As Americans, watching this film, the most poignant moment for us was during a later interview, where Armira notes the irony that it was Americans who came and helped them learn better farming techniques and assisted them in acquiring more land, but it was other Americans who gave their government the weapons and fire-power to strip them of their land and livelihoods, and kill them and their children. Roger Bunch, an American from World Neighbours, summed up the feeling best when he said, I used to be proud to be an American, now I'm not.

PATTIE:
In the end, MacAndrew's The Man We Called Juan Carlos is as much a story of development and the complexities of solving poverty problems in a world in which poverty serves the needs of a power class as it is about the intertwining of her life with that of the Guatemalan farmer. The film puts flesh and bones on complicated issues of development, environment, war, power and market exchange. It indicts the efforts of developed countries in which there are factions who at least claim to care about creating development but in which there are also factions that just want to increase their own power and dominance. Some overlap exists between factions of the first sort and factions of the second sort. The film suggests that ordinary citizens working on these problems in local spaces have a lot more to offer in solutions than sweeping government or international policies.

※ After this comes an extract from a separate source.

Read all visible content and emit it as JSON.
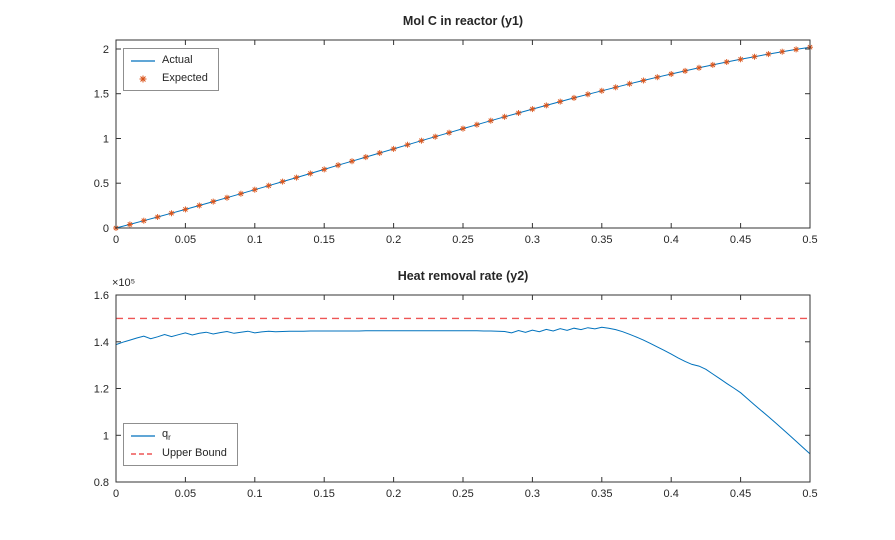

Much was made during the 1980s about how the strong stance Reagan took regarding the Soviet Union led to the end of the cold war. We don't believe this is the whole story. During the 1980s a number of people decided that the only way to end the escalation of nuclear power was for ordinary citizens to get to know each other. Delegations of Russian and US citizens travelled to each other's countries and talked to each other. Phil Donahue and CNN held, quote, global town meetings, close quote, between citizens of the two countries. The citizens, thus empowered, engaged in lively debates, which were shown on national television in both countries. This citizen diplomacy put pressure on both governments to find a different way to relate to each other. It also uncovered misleading rhetoric. No one can really say how much of the end of the cold war was caused by the quote, evil empire, close quote rhetoric of the American government and how much was caused by the simple exchange of human beings who chose to know their enemies as people rather than as carriers of ideologies. But we suspect that the latter had more to do with the collapse of the Berlin wall than the politicians want us to believe.